Iraqi government claims that United Nations weapons inspectors are really spies for the US government have been brushed off by the Clinton administration, the UN and the American media. The general approach has been to treat such charges as so absurd that they are not worth commenting on.

But an article in Monday’s Washington Post effectively confirms the Iraqi allegations. The article notes that UNSCOM itself had neither the manpower nor the financing to carry out widespread inspections in a country of 23 million people. The vast majority of the 160 technical experts working for UNSCOM in New York City and Baghdad were supplied by governments which participated in the Gulf War against Iraq. Most of these experts are still on the payroll of their respective governments.

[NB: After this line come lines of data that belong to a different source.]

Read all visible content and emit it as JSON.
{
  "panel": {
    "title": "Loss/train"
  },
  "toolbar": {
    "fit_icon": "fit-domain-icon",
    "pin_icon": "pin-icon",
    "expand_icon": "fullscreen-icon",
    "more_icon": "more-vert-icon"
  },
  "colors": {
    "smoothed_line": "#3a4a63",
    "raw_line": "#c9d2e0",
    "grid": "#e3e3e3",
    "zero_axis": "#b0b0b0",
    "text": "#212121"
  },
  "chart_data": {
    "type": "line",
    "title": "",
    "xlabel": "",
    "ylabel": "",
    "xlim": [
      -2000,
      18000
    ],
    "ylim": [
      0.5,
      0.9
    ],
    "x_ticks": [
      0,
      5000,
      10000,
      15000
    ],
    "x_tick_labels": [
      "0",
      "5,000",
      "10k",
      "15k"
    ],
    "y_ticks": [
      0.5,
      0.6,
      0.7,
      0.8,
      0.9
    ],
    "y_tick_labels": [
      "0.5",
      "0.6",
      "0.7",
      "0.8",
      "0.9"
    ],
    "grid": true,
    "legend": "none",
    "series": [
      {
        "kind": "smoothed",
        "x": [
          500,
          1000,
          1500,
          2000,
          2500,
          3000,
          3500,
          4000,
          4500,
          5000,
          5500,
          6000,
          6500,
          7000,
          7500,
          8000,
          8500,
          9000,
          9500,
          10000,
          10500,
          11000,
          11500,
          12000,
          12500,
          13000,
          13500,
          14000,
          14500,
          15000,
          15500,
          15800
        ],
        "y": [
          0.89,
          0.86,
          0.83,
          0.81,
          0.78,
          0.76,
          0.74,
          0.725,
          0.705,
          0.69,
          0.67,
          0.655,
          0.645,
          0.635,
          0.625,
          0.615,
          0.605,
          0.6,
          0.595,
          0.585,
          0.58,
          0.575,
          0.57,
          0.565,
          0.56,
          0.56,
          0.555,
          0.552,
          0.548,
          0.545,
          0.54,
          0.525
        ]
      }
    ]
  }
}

Although these individuals sign statements of loyalty to the UN, swearing not to divulge information to the governments which pay their salaries, “it is no secret that some of these experts report their findings not only to the commission but to their own governments as well,” the newspaper reported.

“Sensitive information about Iraq does flow in and out of the commission’s offices on the 30th and 31st floors of the United Nations tower in New York,” said the Post account, not only through individual agents, but as part of the official workings of UNSCOM, which relies on “unpublicized assistance” from agencies like the US Central Intelligence Agency and National Security Agency.

American U-2 planes take detailed photographs of Iraqi sites for UNSCOM, with the film developed at NSA laboratories which routinely copy the information for American use. In addition, UNSCOM has turned over dozens of Russian-made engines, gyroscopes and other parts of ballistic missiles for analysis by the CIA, because “no other country knew as much about these missiles.”